In doing so, he made me realize two things. First, if you're a solution provider involved in security at all, you'd better consider diving into the identity arena before it passes you by. Second, and more subtly, I've come to the conclusion that -- the rapid deployment of virus software, spam blockers and security appliances notwithstanding -- we're still in the early phases of the security market. As such, we're bombarded by hundreds of point solutions in dozens of separate security fiefdoms. There's antivirus software, spam blockers, threat managers that monitor attempts to breach the network, information managers, and access and authentication controllers.

Eventually, these disparate security silos will get corralled into highly integrated solutions. (In a harbinger of this trend, we're already finding "pest" controllers, which combine antivirus and pop-up blockers in a single package. And Computer Associates, which fields a large number of separate security programs, does a nice job of conceptually integrating all of them under the umbrella of its eTrust brand.) But for now, it pays for VARs to develop discrete, identity-management expertise.

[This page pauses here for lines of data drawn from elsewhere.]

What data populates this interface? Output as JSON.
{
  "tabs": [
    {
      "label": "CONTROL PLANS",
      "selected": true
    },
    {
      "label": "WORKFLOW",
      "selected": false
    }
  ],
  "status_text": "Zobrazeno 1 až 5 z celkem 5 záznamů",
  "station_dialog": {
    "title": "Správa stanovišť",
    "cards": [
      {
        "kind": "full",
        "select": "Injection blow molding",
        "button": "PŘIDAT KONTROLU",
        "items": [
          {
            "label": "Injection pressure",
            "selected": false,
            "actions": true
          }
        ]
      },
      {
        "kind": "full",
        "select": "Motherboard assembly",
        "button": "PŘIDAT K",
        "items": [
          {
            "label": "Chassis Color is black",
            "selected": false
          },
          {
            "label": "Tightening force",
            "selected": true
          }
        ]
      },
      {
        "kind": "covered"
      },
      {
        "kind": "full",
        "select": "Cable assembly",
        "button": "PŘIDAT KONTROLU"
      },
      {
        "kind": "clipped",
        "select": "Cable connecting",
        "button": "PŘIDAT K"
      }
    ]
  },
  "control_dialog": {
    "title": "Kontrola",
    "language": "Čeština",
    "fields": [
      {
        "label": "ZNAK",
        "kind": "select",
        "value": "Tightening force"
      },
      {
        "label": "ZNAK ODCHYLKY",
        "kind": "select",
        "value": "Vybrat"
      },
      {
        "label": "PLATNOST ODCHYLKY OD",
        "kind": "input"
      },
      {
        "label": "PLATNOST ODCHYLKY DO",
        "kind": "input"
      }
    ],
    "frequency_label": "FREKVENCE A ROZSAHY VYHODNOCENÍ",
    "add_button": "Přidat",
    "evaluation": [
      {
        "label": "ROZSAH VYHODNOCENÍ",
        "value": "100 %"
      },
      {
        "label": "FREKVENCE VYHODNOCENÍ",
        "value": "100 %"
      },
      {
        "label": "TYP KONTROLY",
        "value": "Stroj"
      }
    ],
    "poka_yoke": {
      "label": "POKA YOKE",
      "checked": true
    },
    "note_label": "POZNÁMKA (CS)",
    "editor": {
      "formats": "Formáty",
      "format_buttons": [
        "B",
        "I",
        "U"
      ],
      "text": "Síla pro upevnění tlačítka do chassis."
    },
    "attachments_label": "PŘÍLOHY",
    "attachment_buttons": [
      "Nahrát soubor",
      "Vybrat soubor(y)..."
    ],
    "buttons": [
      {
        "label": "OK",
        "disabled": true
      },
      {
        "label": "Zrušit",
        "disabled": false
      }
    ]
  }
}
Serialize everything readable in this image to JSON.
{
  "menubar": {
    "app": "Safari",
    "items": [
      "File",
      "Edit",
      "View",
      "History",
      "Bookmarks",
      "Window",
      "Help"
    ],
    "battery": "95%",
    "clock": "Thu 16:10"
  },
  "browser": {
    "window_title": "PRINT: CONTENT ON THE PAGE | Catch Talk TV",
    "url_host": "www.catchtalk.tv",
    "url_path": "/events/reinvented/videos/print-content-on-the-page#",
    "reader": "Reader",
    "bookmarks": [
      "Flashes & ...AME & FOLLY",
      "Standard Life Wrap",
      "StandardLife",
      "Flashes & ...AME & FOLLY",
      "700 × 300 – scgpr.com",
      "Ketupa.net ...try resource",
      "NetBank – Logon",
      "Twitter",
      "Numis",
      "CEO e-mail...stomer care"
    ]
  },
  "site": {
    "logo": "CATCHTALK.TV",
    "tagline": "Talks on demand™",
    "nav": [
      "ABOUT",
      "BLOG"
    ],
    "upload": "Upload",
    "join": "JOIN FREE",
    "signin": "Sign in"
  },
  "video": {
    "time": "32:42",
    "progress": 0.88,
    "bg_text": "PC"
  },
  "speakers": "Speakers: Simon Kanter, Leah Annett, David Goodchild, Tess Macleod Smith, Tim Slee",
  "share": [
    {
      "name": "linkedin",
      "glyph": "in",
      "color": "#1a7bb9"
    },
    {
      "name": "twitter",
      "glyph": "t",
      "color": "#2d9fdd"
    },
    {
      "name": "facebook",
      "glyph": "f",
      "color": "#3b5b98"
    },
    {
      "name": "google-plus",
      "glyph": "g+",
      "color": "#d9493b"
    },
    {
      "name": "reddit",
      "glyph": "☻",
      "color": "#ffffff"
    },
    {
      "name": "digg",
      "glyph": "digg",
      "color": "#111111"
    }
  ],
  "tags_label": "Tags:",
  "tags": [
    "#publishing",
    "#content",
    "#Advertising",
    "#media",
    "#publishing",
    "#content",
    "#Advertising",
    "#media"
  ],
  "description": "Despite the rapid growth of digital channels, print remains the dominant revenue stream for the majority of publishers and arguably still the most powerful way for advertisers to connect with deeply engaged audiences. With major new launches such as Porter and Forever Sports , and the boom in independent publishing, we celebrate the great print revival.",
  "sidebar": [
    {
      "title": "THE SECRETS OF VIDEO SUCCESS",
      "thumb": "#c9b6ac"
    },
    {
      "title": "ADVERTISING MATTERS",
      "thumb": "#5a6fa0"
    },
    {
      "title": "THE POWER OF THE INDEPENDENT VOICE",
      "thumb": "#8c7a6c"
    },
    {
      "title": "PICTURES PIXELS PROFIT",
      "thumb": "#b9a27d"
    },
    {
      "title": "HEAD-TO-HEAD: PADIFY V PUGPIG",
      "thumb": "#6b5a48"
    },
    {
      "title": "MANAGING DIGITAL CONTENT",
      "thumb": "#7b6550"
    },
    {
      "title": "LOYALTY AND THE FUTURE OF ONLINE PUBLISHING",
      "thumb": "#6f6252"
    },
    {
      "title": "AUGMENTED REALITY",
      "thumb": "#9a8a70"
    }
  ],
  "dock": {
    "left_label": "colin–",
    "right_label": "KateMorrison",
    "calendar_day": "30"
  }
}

Which begs the question, just what is identity management? It's the authentication, authorization and tracking of users on an IP-based network. In technological terms, this plays out as a real-time database problem. Identity-management software has to store information about all the users who have access to the network, along with what level of access they have. At the same time, the software has to be aware of what systems are on the network. This used to be a static problem, but with the immense growth of wireless access, it's no longer an afterthought. As individual users attempt to log on, the identity-control software essentially has to verify they are who they say they are, hook them up with the appropriate level of access and track their activity.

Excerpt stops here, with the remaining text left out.